The same exercise can be repeated generating a workspace where the control regions are depleted from the signal (see datacards in $CMSSW_BASE/src/HiggsAnalysis/CombinedLimit/data/tutorials/abcd_rooparametrichist_exercise/datacards/no_sgn_CRs/), and re-running the limits. This should give a hint of how much the signal contamination in the control regions is impacting the limits.
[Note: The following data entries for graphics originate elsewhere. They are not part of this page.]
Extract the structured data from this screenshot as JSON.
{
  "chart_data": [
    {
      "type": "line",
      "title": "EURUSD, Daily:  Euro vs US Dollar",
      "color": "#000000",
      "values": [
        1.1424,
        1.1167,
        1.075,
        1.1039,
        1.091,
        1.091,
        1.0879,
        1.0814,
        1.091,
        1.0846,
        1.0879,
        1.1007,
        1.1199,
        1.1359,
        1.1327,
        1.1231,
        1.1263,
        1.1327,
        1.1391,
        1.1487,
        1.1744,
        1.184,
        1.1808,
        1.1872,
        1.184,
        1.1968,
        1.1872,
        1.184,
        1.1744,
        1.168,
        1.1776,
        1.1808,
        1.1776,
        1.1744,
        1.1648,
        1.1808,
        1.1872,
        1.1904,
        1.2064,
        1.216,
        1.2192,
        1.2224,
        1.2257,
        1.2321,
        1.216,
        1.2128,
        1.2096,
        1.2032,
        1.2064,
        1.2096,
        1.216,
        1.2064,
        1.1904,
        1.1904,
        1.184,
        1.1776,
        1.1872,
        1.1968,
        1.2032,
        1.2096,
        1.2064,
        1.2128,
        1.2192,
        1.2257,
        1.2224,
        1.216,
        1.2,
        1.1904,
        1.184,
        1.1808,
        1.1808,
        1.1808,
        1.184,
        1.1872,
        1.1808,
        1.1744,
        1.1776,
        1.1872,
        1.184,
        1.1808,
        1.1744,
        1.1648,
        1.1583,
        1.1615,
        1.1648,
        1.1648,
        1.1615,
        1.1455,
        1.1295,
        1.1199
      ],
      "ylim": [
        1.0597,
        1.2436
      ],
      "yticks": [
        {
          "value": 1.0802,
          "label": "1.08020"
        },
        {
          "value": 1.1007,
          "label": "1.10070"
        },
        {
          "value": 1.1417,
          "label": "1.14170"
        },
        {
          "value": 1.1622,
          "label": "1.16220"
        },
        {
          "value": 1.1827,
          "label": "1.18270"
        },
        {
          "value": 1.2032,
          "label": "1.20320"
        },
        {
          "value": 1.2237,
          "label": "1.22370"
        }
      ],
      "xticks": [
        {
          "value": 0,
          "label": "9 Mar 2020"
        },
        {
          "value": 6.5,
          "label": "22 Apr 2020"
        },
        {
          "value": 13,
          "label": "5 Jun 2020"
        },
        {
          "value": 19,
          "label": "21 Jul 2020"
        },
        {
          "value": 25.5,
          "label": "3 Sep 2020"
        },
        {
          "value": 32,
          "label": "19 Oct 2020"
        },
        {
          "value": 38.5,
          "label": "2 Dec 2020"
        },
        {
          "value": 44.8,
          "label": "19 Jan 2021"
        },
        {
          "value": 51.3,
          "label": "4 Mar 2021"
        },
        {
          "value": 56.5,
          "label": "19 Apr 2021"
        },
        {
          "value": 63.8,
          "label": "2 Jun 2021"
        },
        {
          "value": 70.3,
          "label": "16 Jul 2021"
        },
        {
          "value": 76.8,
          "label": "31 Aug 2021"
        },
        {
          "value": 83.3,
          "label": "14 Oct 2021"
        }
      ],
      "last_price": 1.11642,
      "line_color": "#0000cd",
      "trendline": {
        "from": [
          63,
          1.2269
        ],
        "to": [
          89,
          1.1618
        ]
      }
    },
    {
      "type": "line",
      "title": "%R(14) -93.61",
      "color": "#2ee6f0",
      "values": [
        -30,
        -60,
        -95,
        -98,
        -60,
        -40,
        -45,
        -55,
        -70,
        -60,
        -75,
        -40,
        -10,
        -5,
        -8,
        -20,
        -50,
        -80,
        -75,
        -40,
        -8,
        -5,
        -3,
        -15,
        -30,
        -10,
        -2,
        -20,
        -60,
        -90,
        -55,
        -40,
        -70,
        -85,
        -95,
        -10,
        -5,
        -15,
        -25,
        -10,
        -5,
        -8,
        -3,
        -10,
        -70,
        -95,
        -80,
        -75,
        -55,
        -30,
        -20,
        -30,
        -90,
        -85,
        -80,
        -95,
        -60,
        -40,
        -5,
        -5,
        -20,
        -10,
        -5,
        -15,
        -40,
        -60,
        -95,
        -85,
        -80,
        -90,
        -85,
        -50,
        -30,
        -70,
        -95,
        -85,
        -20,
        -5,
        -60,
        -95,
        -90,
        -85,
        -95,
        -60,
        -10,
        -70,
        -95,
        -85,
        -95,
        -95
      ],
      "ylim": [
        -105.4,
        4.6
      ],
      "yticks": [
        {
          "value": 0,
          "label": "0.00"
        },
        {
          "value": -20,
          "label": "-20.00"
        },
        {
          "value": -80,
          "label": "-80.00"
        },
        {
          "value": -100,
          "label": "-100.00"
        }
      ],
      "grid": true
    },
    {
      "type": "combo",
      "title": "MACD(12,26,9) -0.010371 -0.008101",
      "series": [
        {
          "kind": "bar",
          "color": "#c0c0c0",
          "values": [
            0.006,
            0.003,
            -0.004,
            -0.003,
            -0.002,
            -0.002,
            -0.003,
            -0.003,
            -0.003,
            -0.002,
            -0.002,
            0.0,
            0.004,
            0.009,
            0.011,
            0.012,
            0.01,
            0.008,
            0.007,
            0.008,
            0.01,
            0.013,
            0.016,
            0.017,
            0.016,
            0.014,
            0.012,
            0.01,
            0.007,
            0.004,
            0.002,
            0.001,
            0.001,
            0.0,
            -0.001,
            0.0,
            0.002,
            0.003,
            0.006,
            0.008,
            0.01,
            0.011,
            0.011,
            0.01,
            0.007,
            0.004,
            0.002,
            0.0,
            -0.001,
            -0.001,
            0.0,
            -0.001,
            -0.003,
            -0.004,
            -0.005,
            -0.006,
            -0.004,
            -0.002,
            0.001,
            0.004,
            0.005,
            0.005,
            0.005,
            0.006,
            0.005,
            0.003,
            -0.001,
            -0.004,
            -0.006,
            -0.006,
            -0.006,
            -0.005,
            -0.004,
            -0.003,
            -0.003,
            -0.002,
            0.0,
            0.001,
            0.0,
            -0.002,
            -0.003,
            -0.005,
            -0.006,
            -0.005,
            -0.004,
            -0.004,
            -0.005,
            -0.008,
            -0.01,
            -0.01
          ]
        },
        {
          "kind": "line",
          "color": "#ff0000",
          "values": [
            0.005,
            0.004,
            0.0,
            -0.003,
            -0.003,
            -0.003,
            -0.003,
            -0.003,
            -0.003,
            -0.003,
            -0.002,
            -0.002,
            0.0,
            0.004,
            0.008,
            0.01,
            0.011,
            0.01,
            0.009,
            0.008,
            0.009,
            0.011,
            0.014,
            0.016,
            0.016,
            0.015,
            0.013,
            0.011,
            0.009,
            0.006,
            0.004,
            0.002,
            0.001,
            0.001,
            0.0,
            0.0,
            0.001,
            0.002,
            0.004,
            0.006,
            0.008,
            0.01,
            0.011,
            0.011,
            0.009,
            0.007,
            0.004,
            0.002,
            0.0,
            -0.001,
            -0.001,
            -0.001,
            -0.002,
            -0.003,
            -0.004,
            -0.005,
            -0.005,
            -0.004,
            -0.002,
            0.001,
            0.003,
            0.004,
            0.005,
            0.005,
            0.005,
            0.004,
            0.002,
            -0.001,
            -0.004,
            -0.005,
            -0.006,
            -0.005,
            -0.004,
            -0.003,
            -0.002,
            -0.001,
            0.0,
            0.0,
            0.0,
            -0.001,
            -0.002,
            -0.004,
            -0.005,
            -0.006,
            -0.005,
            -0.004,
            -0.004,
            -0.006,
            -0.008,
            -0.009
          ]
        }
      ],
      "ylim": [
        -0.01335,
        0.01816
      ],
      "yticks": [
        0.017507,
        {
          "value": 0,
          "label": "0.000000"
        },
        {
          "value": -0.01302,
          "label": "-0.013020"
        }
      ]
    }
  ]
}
If you want to generate the workspace and the cards where the signal is removed from the CRs, just run the scripts create_workspace.py and create_datacards.py with the flag --deplete_crs_from_signal.
The analysis illustrated can be run for multiple mass points, and the typical exclusion plot can be produced similar to the one below.
As we can see, the expected limit without signal in the control regions is better when compared to the one taking into account the signal, showing that in this example there is an impact from the signal contamination of the control regions affecting the final sensitivity.